Le dernier-né des fonds immobiliers est doté d'une fortune de 260 millions de francs et ses investissements sont concentrés sur l'arc lémanique. Il n'est pas pour autant la copie conforme de ses prédécesseurs. Loin de là. Tout d'abord la raison sociale de la société qui le dirige - Fidfund Management - trahit ses origines anglo-saxonnes. Elle a été créée par la Lloyd's Bank et son siège est établi à Saint-Cergue, pour des raisons essentiellement fiscales. Fin 2001, elle a été reprise par deux investisseurs genevois, Benedict Hentsch et Robert Pennone. Fidfund occupe 35 collaborateurs dans ses bureaux jurassiens et gère 53 fonds de placement, y compris DREF, ce qui en fait la troisième société active dans ce domaine, derrière les deux grandes banques commerciales, UBS et Credit Suisse. Le patrimoine immobilier de DREF est pour l'heure constitué d'une bonne trentaine d'immeubles situés entre Genève et le Chablais. «Nous entendons avoir une approche très dynamique du marché, ce qui n'est pas la règle dans les fonds immobiliers. Les taux d'intérêt demeurant bas, notre stratégie vise à consacrer 20% de la fortune du fonds, soit le maximum autorisé par la loi, à la promotion immobilière», affirme Christian Piguet, directeur de Fidfund. De l'arc lémanique, il prévoit d'étendre ses investissements sur les pôles de développement économique situés le long des axes de communication. Des projets existent sur la Riviera neuchâteloise, dans le cadre d'un EMS, et dans la région de Fribourg. A elles seules, les nouvelles constructions qui devraient démarrer durant le deuxième semestre de l'an prochain sont devisées à plus de 100 millions de francs.

Endettement maximum

Si DREF se distingue des autres fonds immobiliers par un taux de constructions particulièrement élevé, il demeure réservé à l'égard des acquisitions. «Nous ne nous intéressons qu'aux immeubles dont le prix de revient total est inférieur à l'estimation des experts», affirme encore Christian Piguet. Le parc en portefeuille accuse d'ailleurs un âge moyen assez élevé. Les logements qui seront rénovés - et les loyers réadaptés - offrent un potentiel de rendement fort intéressant.
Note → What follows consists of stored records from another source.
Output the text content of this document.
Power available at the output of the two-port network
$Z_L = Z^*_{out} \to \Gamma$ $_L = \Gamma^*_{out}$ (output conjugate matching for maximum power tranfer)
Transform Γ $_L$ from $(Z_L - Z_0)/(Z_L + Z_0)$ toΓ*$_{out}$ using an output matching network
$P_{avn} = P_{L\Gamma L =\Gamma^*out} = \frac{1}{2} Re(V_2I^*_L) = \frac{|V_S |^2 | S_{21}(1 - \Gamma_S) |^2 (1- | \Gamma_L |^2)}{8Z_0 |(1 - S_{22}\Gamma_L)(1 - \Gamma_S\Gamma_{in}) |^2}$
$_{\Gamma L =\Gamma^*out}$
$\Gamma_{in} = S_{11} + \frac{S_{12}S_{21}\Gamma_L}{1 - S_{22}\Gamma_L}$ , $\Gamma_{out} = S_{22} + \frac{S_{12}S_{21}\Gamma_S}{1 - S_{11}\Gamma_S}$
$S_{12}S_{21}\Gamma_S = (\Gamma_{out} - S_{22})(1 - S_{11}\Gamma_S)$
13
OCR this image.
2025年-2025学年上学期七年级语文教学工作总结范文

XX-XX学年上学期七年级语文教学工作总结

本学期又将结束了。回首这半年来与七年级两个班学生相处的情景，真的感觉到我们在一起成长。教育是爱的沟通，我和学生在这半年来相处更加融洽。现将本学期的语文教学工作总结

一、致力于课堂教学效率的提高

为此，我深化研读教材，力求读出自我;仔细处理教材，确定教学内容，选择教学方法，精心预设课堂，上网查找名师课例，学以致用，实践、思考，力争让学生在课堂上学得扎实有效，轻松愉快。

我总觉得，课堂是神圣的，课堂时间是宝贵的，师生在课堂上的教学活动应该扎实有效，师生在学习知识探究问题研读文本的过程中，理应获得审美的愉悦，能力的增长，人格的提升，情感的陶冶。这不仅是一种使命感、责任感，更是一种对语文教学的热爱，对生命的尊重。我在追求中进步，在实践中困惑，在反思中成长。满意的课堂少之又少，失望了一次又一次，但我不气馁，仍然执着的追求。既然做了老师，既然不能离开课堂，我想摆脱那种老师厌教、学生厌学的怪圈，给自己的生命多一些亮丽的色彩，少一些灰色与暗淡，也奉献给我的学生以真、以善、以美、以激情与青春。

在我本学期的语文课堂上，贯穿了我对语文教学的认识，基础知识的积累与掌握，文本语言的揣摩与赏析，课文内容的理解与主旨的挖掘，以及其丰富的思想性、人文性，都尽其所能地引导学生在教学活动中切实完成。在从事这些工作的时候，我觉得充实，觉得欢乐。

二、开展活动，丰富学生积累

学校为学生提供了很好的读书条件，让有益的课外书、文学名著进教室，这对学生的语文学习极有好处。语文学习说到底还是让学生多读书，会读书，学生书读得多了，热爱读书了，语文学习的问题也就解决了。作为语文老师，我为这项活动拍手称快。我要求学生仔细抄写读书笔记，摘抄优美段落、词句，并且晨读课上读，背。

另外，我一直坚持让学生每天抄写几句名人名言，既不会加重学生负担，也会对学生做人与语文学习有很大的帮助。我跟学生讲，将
Le fonds entend exploiter pleinement ses possibilités d'endettement (autour de 40% si les taux restent bas) mais des augmentations de capital sont déjà prévues pour l'an prochain et en 2008 pour financer le catalogue de nouveau projets. Le titre DREF présente un prix d'entrée en Bourse considéré comme intéressant, avec un agio de 10% seulement. «Last but not least», il s'est inspiré du modèle Solvalor pour exonérer les détenteurs de parts de toute charge fiscale.